Nearly 12 years after the devastation of Sept. 11, 2001, the Chief Medical Examiner’s Office is sifting through debris two blocks from Ground Zero in a renewed search for any human remains, however minute.
The new inspection was prompted by the discovery of what appears to be a piece of wreckage from one of the hijacked aircraft used to destroy the Twin Towers and kill nearly 3,000 people in the worst terror attack ever made against the United States.
Aircraft maker Boeing has confirmed that the damaged piece of machinery, found last week in a narrow, closed alley behind two buildings, is from the wing of a 767. Both planes that were flown into the Twin Towers by the 9/11 terrorists were Boeing 767s.
The Police Department believes that the fragment, part of a hydraulic system, has been there since 9/11 and was not placed in the alley more recently as a hoax, or to generate further controversy about the mosque behind which workers found it. Three years ago, a developer had proposed replacing the building, located on Park Place, with a 15-story community center with a Muslim prayer space. The plan, which stalled over funding, sparked heated debate about religious freedom and the propriety of erecting a large building with a mosque so close to the site where Islamist radicals caused such death and destruction.
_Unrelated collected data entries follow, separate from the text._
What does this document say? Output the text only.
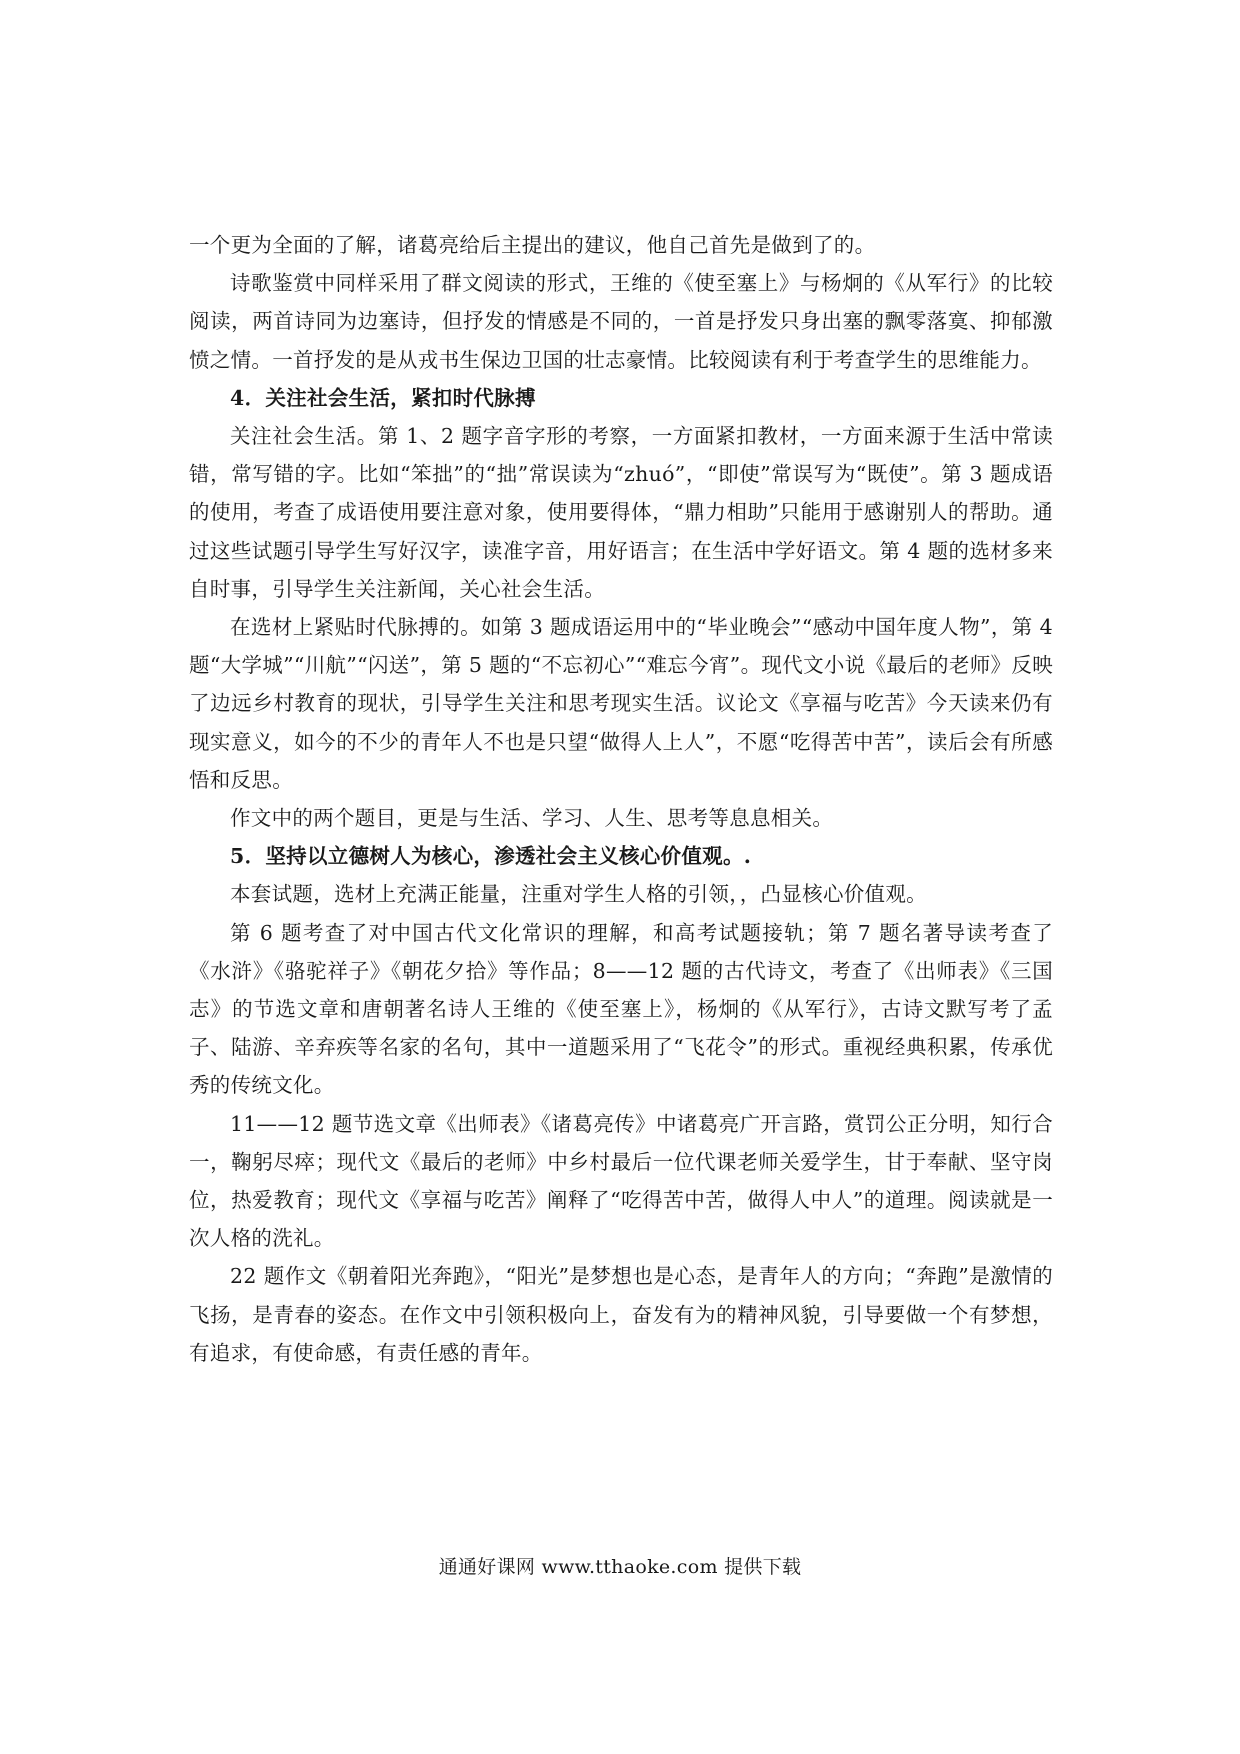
一个更为全面的了解，诸葛亮给后主提出的建议，他自己首先是做到了的。

诗歌鉴赏中同样采用了群文阅读的形式，王维的《使至塞上》与杨炯的《从军行》的比较阅读，两首诗同为边塞诗，但抒发的情感是不同的，一首是抒发只身出塞的飘零落寞、抑郁激愤之情。一首抒发的是从戎书生保边卫国的壮志豪情。比较阅读有利于考查学生的思维能力。

4．关注社会生活，紧扣时代脉搏

关注社会生活。第 1、2 题字音字形的考察，一方面紧扣教材，一方面来源于生活中常读错，常写错的字。比如“笨拙”的“拙”常误读为“zhuó”，“即使”常误写为“既使”。第 3 题成语的使用，考查了成语使用要注意对象，使用要得体，“鼎力相助”只能用于感谢别人的帮助。通过这些试题引导学生写好汉字，读准字音，用好语言；在生活中学好语文。第 4 题的选材多来自时事，引导学生关注新闻，关心社会生活。

在选材上紧贴时代脉搏的。如第 3 题成语运用中的“毕业晚会”“感动中国年度人物”，第 4 题“大学城”“川航”“闪送”，第 5 题的“不忘初心”“难忘今宵”。现代文小说《最后的老师》反映了边远乡村教育的现状，引导学生关注和思考现实生活。议论文《享福与吃苦》今天读来仍有现实意义，如今的不少的青年人不也是只望“做得人上人”，不愿“吃得苦中苦”，读后会有所感悟和反思。

作文中的两个题目，更是与生活、学习、人生、思考等息息相关。

5．坚持以立德树人为核心，渗透社会主义核心价值观。.

本套试题，选材上充满正能量，注重对学生人格的引领，，凸显核心价值观。

第 6 题考查了对中国古代文化常识的理解，和高考试题接轨；第 7 题名著导读考查了《水浒》《骆驼祥子》《朝花夕拾》等作品；8——12 题的古代诗文，考查了《出师表》《三国志》的节选文章和唐朝著名诗人王维的《使至塞上》，杨炯的《从军行》，古诗文默写考了孟子、陆游、辛弃疾等名家的名句，其中一道题采用了“飞花令”的形式。重视经典积累，传承优秀的传统文化。

11——12 题节选文章《出师表》《诸葛亮传》中诸葛亮广开言路，赏罚公正分明，知行合一，鞠躬尽瘁；现代文《最后的老师》中乡村最后一位代课老师关爱学生，甘于奉献、坚守岗位，热爱教育；现代文《享福与吃苦》阐释了“吃得苦中苦，做得人中人”的道理。阅读就是一次人格的洗礼。

22 题作文《朝着阳光奔跑》，“阳光”是梦想也是心态，是青年人的方向；“奔跑”是激情的飞扬，是青春的姿态。在作文中引领积极向上，奋发有为的精神风貌，引导要做一个有梦想，有追求，有使命感，有责任感的青年。

通通好课网 www.tthaoke.com 提供下载
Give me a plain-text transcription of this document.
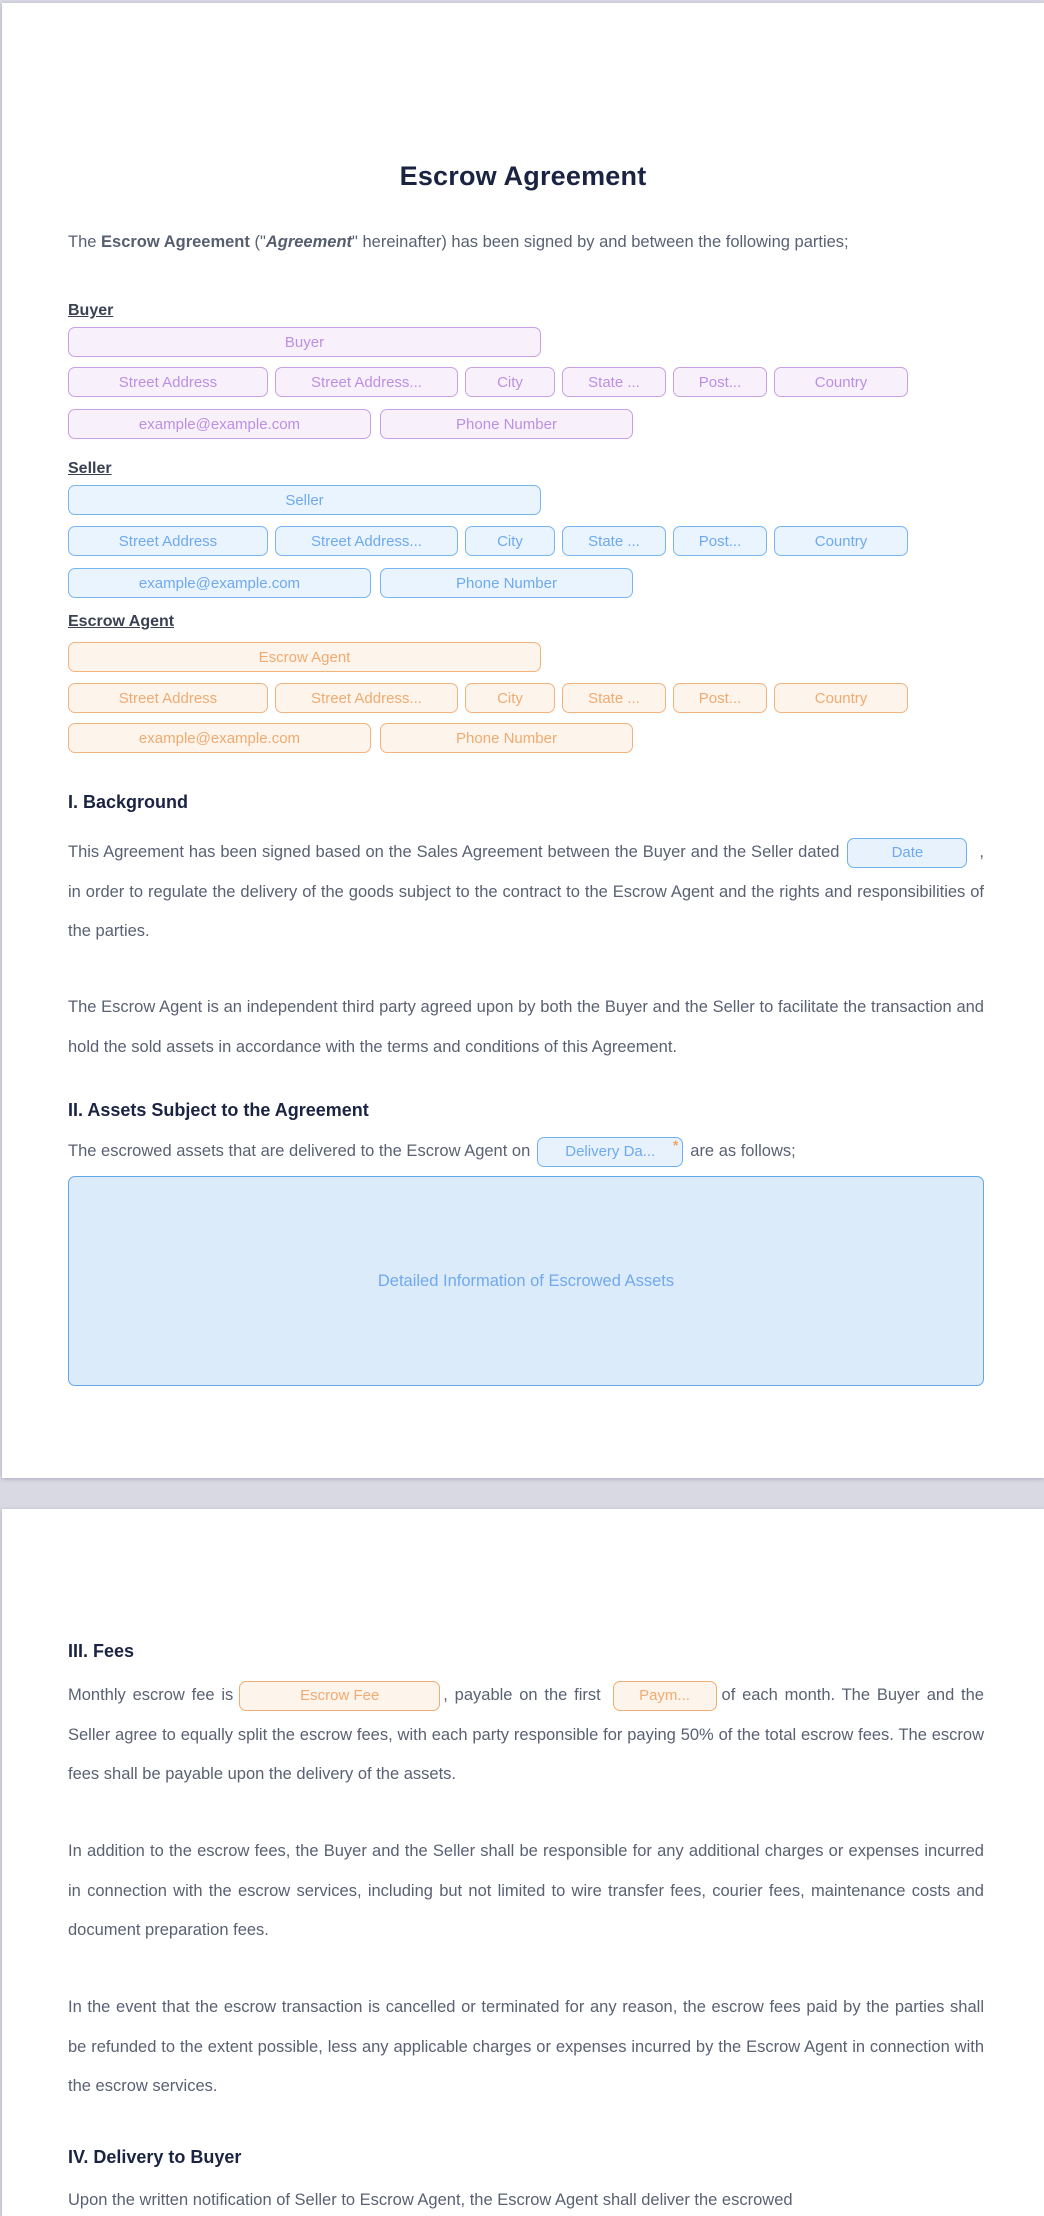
Escrow Agreement

The Escrow Agreement ("Agreement" hereinafter) has been signed by and between the following parties;

Buyer
Buyer
Street Address	Street Address...	City	State ...	Post...	Country
example@example.com	Phone Number
Seller
Seller
Street Address	Street Address...	City	State ...	Post...	Country
example@example.com	Phone Number
Escrow Agent
Escrow Agent
Street Address	Street Address...	City	State ...	Post...	Country
example@example.com	Phone Number
I. Background

This Agreement has been signed based on the Sales Agreement between the Buyer and the Seller dated	Date	, in order to regulate the delivery of the goods subject to the contract to the Escrow Agent and the rights and responsibilities of the parties.

The Escrow Agent is an independent third party agreed upon by both the Buyer and the Seller to facilitate the transaction and hold the sold assets in accordance with the terms and conditions of this Agreement.

II. Assets Subject to the Agreement

The escrowed assets that are delivered to the Escrow Agent on Delivery Da... * are as follows;

Detailed Information of Escrowed Assets
III. Fees

Monthly escrow fee is	Escrow Fee	, payable on the first	Paym... of each month. The Buyer and the Seller agree to equally split the escrow fees, with each party responsible for paying 50% of the total escrow fees. The escrow fees shall be payable upon the delivery of the assets.

In addition to the escrow fees, the Buyer and the Seller shall be responsible for any additional charges or expenses incurred in connection with the escrow services, including but not limited to wire transfer fees, courier fees, maintenance costs and document preparation fees.

In the event that the escrow transaction is cancelled or terminated for any reason, the escrow fees paid by the parties shall be refunded to the extent possible, less any applicable charges or expenses incurred by the Escrow Agent in connection with the escrow services.

IV. Delivery to Buyer

Upon the written notification of Seller to Escrow Agent, the Escrow Agent shall deliver the escrowed
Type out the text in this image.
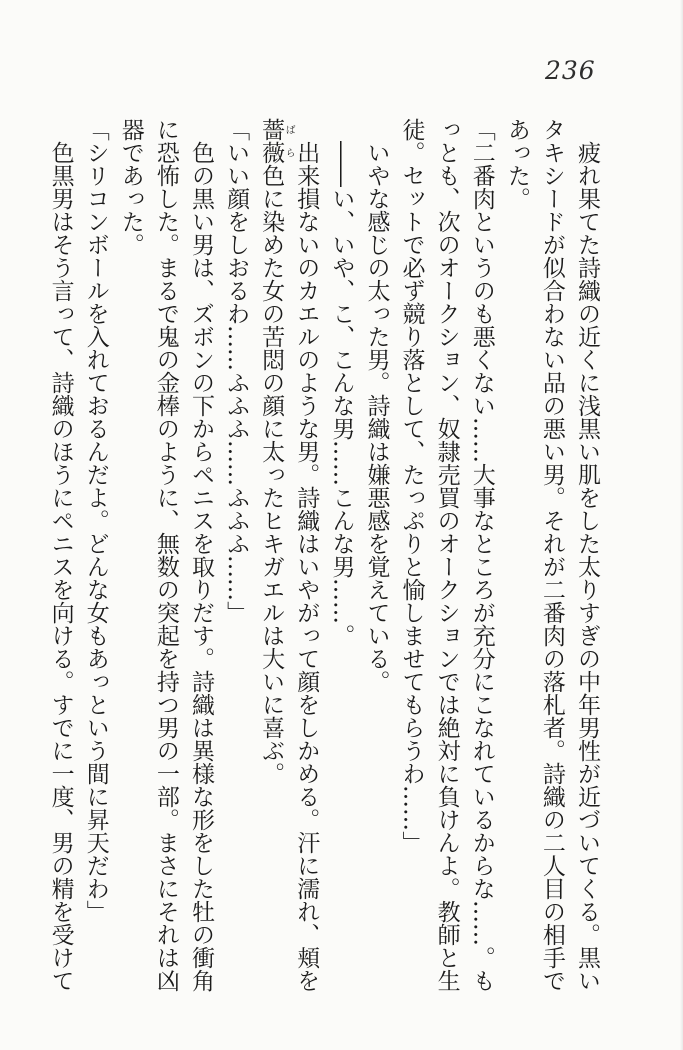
236

疲れ果てた詩織の近くに浅黒い肌をした太りすぎの中年男性が近づいてくる。黒いタキシードが似合わない品の悪い男。それが二番肉の落札者。詩織の二人目の相手であった。

「二番肉というのも悪くない……大事なところが充分にこなれているからな……。もっとも、次のオークション、奴隷売買のオークションでは絶対に負けんよ。教師と生徒。セットで必ず競り落として、たっぷりと愉しませてもらうわ……」

いやな感じの太った男。詩織は嫌悪感を覚えている。

――い、いや、こ、こんな男……こんな男……。

出来損ないのカエルのような男。詩織はいやがって顔をしかめる。汗に濡れ、頬を薔薇 ばら色に染めた女の苦悶の顔に太ったヒキガエルは大いに喜ぶ。

「いい顔をしおるわ……ふふふ……ふふふ……」

色の黒い男は、ズボンの下からペニスを取りだす。詩織は異様な形をした牡の衝角に恐怖した。まるで鬼の金棒のように、無数の突起を持つ男の一部。まさにそれは凶器であった。

「シリコンボールを入れておるんだよ。どんな女もあっという間に昇天だわ」

色黒男はそう言って、詩織のほうにペニスを向ける。すでに一度、男の精を受けて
The Medical Examiner’s Office has identified the remains of a little more than 1,600 of the approximately 2,700 people killed in New York on 9/11. Victims’ families have said all along that the city did not work hard enough to go through all the debris created by the fiery collapse of the Twin Towers, a charge brought to the fore once again by the discovery of the wing fragment.
When the search for remains is complete, the NYPD will store the plane part “until a decision is made concerning its final disposition,” the department’s spokesman said.